Gelecek bir iki yıl içinde medyayı, akıllı arayüzlerle içeriği konuşturabilenler, lisans ve şeffaflık zeminiyle ekosistemi adil tutabilenler ve “paket ekonomisi”ni kullanıcı alışkanlığına çevirebilenler ile kalıcı değer üretebilenler elinde tutabilecek.
“Arama”dan cevaba – markadan şahsa kayış
Bir nefeste okuyabilmeniz için; arama motorları cevap motoruna dönüşüyor; sosyal keşif kısa videoya akıyor; güven dip yapıyor; konsolidasyon ve politik-işlemeli satın almalar artıyor; içerik üretimi ve dağıtımı yapay zeka ile yeniden şekilleniyor.

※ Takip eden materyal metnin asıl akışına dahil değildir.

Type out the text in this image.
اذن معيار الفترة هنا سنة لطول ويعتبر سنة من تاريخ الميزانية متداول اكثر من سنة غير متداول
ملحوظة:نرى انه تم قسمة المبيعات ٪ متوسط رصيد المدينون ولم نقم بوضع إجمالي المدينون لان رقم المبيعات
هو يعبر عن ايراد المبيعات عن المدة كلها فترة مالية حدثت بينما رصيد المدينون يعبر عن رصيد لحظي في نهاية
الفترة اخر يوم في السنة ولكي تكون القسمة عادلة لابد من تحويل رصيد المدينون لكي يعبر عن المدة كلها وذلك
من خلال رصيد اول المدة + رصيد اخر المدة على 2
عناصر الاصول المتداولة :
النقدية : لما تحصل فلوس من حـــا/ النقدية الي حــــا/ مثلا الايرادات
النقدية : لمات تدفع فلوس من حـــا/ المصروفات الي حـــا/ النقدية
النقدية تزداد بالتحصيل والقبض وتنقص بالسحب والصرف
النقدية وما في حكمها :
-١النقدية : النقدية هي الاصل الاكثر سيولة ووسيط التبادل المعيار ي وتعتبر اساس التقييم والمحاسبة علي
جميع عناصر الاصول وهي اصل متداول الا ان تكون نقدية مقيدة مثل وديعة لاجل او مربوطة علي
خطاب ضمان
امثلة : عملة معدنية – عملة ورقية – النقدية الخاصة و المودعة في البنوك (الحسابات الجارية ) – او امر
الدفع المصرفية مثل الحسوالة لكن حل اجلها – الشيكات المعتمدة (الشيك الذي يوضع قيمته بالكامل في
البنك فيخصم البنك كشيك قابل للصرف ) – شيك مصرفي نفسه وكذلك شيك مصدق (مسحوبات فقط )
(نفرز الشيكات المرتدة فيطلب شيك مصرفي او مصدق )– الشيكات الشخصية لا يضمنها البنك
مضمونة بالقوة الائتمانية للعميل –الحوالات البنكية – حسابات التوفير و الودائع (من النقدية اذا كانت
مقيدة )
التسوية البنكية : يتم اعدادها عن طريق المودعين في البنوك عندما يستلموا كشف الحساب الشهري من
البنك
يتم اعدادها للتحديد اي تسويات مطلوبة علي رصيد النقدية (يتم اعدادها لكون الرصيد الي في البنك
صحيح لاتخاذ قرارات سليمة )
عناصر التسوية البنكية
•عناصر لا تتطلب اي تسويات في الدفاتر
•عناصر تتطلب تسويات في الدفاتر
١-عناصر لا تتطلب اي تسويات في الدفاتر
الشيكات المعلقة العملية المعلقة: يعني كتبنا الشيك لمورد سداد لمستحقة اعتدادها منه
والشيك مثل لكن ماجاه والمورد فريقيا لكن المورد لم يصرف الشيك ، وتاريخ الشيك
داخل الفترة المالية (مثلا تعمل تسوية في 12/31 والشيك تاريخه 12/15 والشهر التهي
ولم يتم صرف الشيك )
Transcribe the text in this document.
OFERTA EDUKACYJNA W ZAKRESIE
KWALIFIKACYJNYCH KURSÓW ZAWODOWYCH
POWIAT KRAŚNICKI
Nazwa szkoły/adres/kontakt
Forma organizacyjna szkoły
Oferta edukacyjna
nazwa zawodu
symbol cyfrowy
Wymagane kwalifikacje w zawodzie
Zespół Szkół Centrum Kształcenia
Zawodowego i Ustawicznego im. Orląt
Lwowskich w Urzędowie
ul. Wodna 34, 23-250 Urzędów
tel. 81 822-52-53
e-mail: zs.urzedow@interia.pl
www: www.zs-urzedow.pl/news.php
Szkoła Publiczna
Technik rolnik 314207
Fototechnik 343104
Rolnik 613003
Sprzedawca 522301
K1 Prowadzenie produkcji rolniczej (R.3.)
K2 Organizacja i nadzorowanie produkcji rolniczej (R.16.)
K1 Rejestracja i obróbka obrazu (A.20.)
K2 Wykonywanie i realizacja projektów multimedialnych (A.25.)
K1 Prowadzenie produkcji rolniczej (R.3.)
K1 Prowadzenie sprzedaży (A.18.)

Neden diyecek olursanız, hangisini sayayım; platform ekonomisinin teşvikleri, yapay zekanın bilgi toplama ve özetlemedeki becerisi ve gücü, reklam piyasasındaki oynaklık ve kullanıcıların “hız–kolaylık–kişiselleştirme” beklentisi. Hepsinin kesişmesi, birbirini tetiklemesi. Tek bir yerde değil. İlginçtir küresel ölçekte. Sanki mevsimi gelmiş gibi.
10 Değişim Sıralayacağım Tek Resim Göreceksiniz
Platform kayması ve görünürlük riski. Arama “sormaya ve yanıt almaya” evrildikçe ve sosyal keşif kısa videoya yüklendikçe, yayıncı ve markaların görünürlüğü az sayıda arayüzün tercihine bağlanıyor. Küçük algoritma değişikliği, büyük gelir şoklarına dönüşebiliyor.
Yapay zeka dağıtım ve üretimi aynı anda dönüştürüyor. Haber merkezleri ya da platformları hatta kurumsal yayıncılık, yapay zekayı ofis otomasyonundan kişiselleştirmeye ve özetlemeye kadar geniş bir yelpazede kullanıyor. Yapay zeka arayüzleri içerikten değer yaratıyor. Lisans, referans ya da kaynak göstermek, gelir paylaşımı başlığı iş modelinin merkezine taşınıyor.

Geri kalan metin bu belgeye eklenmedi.